The wedding day is over, and you have just come home from your honeymoon to a mountain of wonderful gifts from your loving family and friends. You can't wait to start using your new toaster or beautiful set of kitchen knives. And that sheet set from your aunt and uncle is perfect for your new bed.
But then, as you look around, you realize that before you can really enjoy the gifts, you need to write thank you notes for every single thing. It's fine to take a day or two to recover, but don't wait too long to express your gratitude for the bounty.
As soon as possible after the wedding, you should send thank you notes to everyone who has given you a gift. Some experts say it must be done within three months, while others are more lenient and give you up to a year. Remember that the longer you procrastinate the more difficult it becomes.
When to Write Thank You Cards for Wedding Gifts
The best policy is to do it immediately after you get home from your honeymoon. This may take a month or two of spending hours every weekend at the kitchen table working on it, but it's important to show your appreciation for all of your wedding gifts.

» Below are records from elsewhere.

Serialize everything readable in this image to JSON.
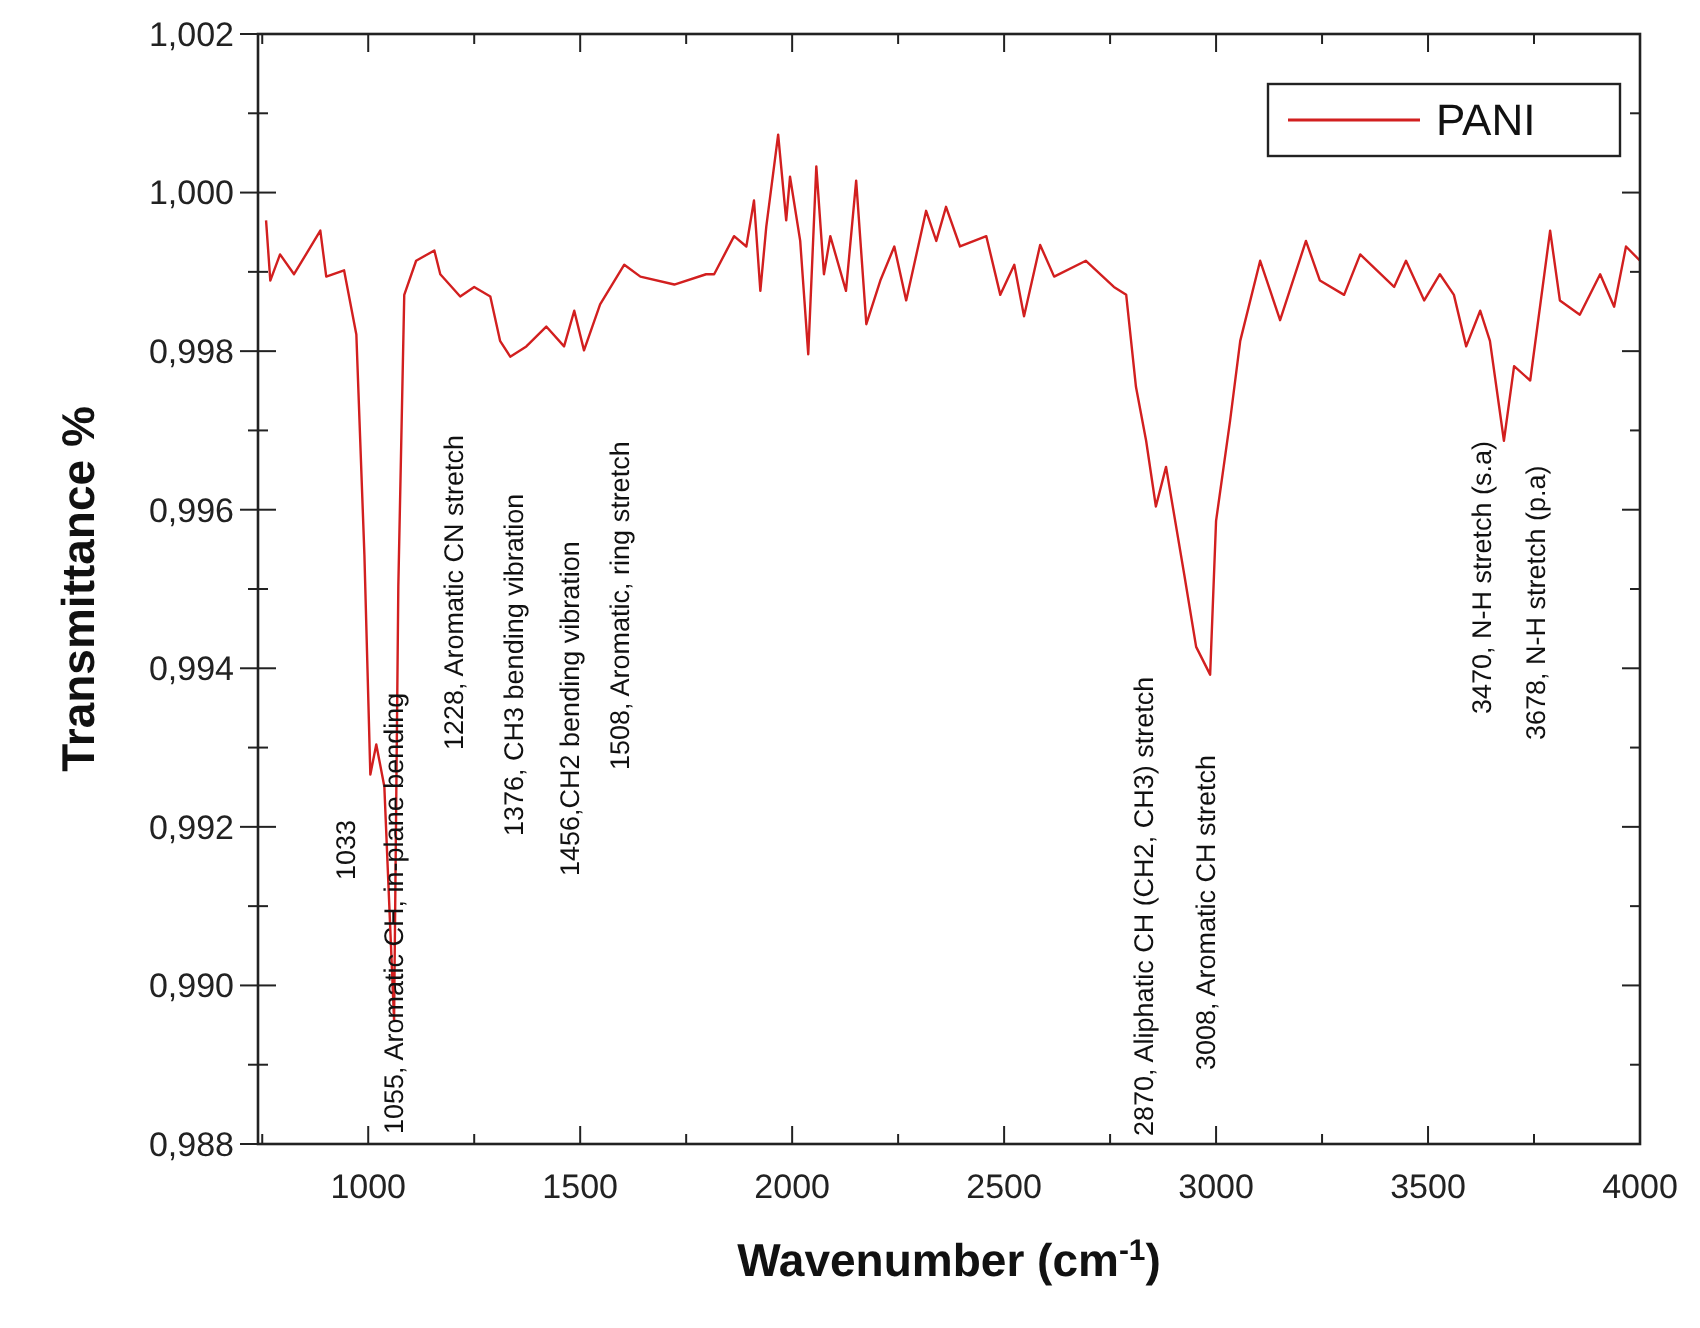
{
  "chart_data": {
    "type": "line",
    "xlabel": "Wavenumber (cm$^{-1}$)",
    "ylabel": "Transmittance %",
    "xlim": [
      740,
      4000
    ],
    "xticks": [
      {
        "value": 750,
        "label": null
      },
      1000,
      {
        "value": 1250,
        "label": null
      },
      1500,
      {
        "value": 1750,
        "label": null
      },
      2000,
      {
        "value": 2250,
        "label": null
      },
      2500,
      {
        "value": 2750,
        "label": null
      },
      3000,
      {
        "value": 3250,
        "label": null
      },
      3500,
      {
        "value": 3750,
        "label": null
      },
      4000
    ],
    "ylim": [
      0.988,
      1.002
    ],
    "yticks": [
      {
        "value": 0.988,
        "label": "0,988"
      },
      {
        "value": 0.989,
        "label": null
      },
      {
        "value": 0.99,
        "label": "0,990"
      },
      {
        "value": 0.991,
        "label": null
      },
      {
        "value": 0.992,
        "label": "0,992"
      },
      {
        "value": 0.993,
        "label": null
      },
      {
        "value": 0.994,
        "label": "0,994"
      },
      {
        "value": 0.995,
        "label": null
      },
      {
        "value": 0.996,
        "label": "0,996"
      },
      {
        "value": 0.997,
        "label": null
      },
      {
        "value": 0.998,
        "label": "0,998"
      },
      {
        "value": 0.999,
        "label": null
      },
      {
        "value": 1.0,
        "label": "1,000"
      },
      {
        "value": 1.001,
        "label": null
      },
      {
        "value": 1.002,
        "label": "1,002"
      }
    ],
    "grid": false,
    "legend": "top right",
    "marker": "none",
    "line_style": "solid",
    "series": [
      {
        "name": "PANI",
        "color": "#d21f1f",
        "x": [
          759,
          769,
          792,
          825,
          887,
          901,
          943,
          972,
          991,
          1005,
          1019,
          1038,
          1061,
          1071,
          1085,
          1113,
          1156,
          1170,
          1217,
          1250,
          1288,
          1311,
          1335,
          1373,
          1420,
          1462,
          1486,
          1509,
          1547,
          1604,
          1642,
          1722,
          1797,
          1816,
          1863,
          1892,
          1910,
          1925,
          1939,
          1967,
          1986,
          1995,
          2019,
          2038,
          2057,
          2075,
          2090,
          2127,
          2151,
          2175,
          2208,
          2241,
          2269,
          2316,
          2340,
          2363,
          2396,
          2458,
          2491,
          2524,
          2547,
          2585,
          2618,
          2693,
          2759,
          2788,
          2811,
          2835,
          2858,
          2882,
          2925,
          2953,
          2986,
          3000,
          3033,
          3057,
          3104,
          3151,
          3212,
          3245,
          3302,
          3340,
          3420,
          3448,
          3491,
          3528,
          3561,
          3590,
          3623,
          3646,
          3679,
          3703,
          3741,
          3788,
          3811,
          3858,
          3906,
          3939,
          3967,
          4000
        ],
        "values": [
          0.99965,
          0.99889,
          0.99922,
          0.99897,
          0.99952,
          0.99894,
          0.99902,
          0.99821,
          0.99543,
          0.99266,
          0.99304,
          0.99251,
          0.98956,
          0.99503,
          0.99871,
          0.99914,
          0.99927,
          0.99897,
          0.99869,
          0.99881,
          0.99869,
          0.99813,
          0.99793,
          0.99806,
          0.99831,
          0.99806,
          0.99851,
          0.99801,
          0.99859,
          0.99909,
          0.99894,
          0.99884,
          0.99897,
          0.99897,
          0.99945,
          0.99932,
          0.9999,
          0.99876,
          0.99957,
          1.00073,
          0.99965,
          1.0002,
          0.99939,
          0.99796,
          1.00033,
          0.99897,
          0.99945,
          0.99876,
          1.00015,
          0.99834,
          0.99889,
          0.99932,
          0.99864,
          0.99977,
          0.99939,
          0.99982,
          0.99932,
          0.99945,
          0.99871,
          0.99909,
          0.99844,
          0.99934,
          0.99894,
          0.99914,
          0.99881,
          0.99871,
          0.99755,
          0.99687,
          0.99604,
          0.99654,
          0.99518,
          0.99427,
          0.99392,
          0.99586,
          0.99712,
          0.99813,
          0.99914,
          0.99839,
          0.99939,
          0.99889,
          0.99871,
          0.99922,
          0.99881,
          0.99914,
          0.99864,
          0.99897,
          0.99871,
          0.99806,
          0.99851,
          0.99813,
          0.99687,
          0.99781,
          0.99763,
          0.99952,
          0.99864,
          0.99846,
          0.99897,
          0.99856,
          0.99932,
          0.99914
        ]
      }
    ],
    "annotations": [
      "1033",
      "1055, Aromatic CH, in-plane bending",
      "1228, Aromatic CN stretch",
      "1376, CH3 bending vibration",
      "1456,CH2 bending vibration",
      "1508, Aromatic, ring stretch",
      "2870, Aliphatic CH (CH2, CH3) stretch",
      "3008, Aromatic CH stretch",
      "3470, N-H stretch (s.a)",
      "3678, N-H stretch (p.a)"
    ]
  }
}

Most people know it’s polite to thank gift givers, but there’s more to it than saying or emailing a simple “Thank you” for a wedding gift. If someone has gone to the trouble of giving you a present for your new marriage, you can take the time to send a handwritten thank you card that is personal and specific. Make sure you keep a running list of all the gifts as they come in so you don’t forget where everything came from.
Rather than send a preprinted thank you card, opt for a blank card or one with a graphic design that shows your personality. Add a personal note to express how much the gift means to you.
After the wedding showers and engagement parties, don’t forget to send thank you cards to the hosts. They're the ones who spent the time and money behind the scenes, and they deserve some extra recognition and gratitude from you.
Immediately after the shower, after you've thanked the host or hostess, sit down and write out thank you notes to all the guests. That will help you keep up with the amount of cards you’ll have to send. If someone attends more than one shower, send a separate thank you note for each gift.
Details of the Thank You Note
- Ink: Use either black or blue ink on white, cream, or light gray card stock. It’s easier on the eyes than purple ink on pink paper.
- What to include in the note: Mention something specific about the gift and let the person know how much it means to you. If it’s money, you might say that it’s going into an anniversary or furniture savings account. Guests who had to travel to attend your shower or wedding will appreciate being acknowledged for their extra effort to attend. You can also add an extra comment if you can think of a one-line snippet that is specific to the person.
- Return address: Include the return address so the recipient will have it for holiday and birthday greetings.
- When to send: It’s always a good idea to send thank you cards right away, but most people don’t expect to hear back before or during the honeymoon. Mail shower and engagement party thank you cards immediately after the event. As soon as you get home from the honeymoon, start writing the notes for gifts from the wedding ceremony and reception. Don't forget people who send things directly from a gift registry.
Dear Uncle Bob and Aunt Sue,
Thank you for the beautiful hand-etched crystal cake platter. John and I will enjoy having such an elegant piece for serving desserts during special occasions. We are honored that you were able to travel so far to attend our wedding, and we enjoyed hearing about the trip you’ll be taking soon. We’re looking forward to our married life and eventually having you visit us in our new home.
Thank you for the generous check you gave us for our wedding. We’ve been saving to purchase a new home, and this will bring us closer to our goal. It was lovely to see you and share such an exciting time of our lives. We look forward to seeing you at the next family reunion.
Registry gift from a friend:
Thank you for the flatware you gave us for our wedding. We now have enough place settings for a small dinner party. We’re also glad you were able to join us and celebrate our new marriage. I look forward to sharing pictures from our honeymoon trip to Barbados. Let’s get together for coffee when we get back.
Gifts from coworkers:
Dear Angela, Jackie, and Mariah,
Thank you so much for the 600-thread count sheet set you so generously gave us for our wedding. We’ll enjoy sleeping in luxury for many years. We also appreciate that you came to our wedding and reception to share such an important day in our lives.
Gratitude is Always Good Policy
Thanking people for the gifts they bring or send shows that you are gracious and have good manners. No one will ever fault you for being appreciative of their generosity and sending a thank you note.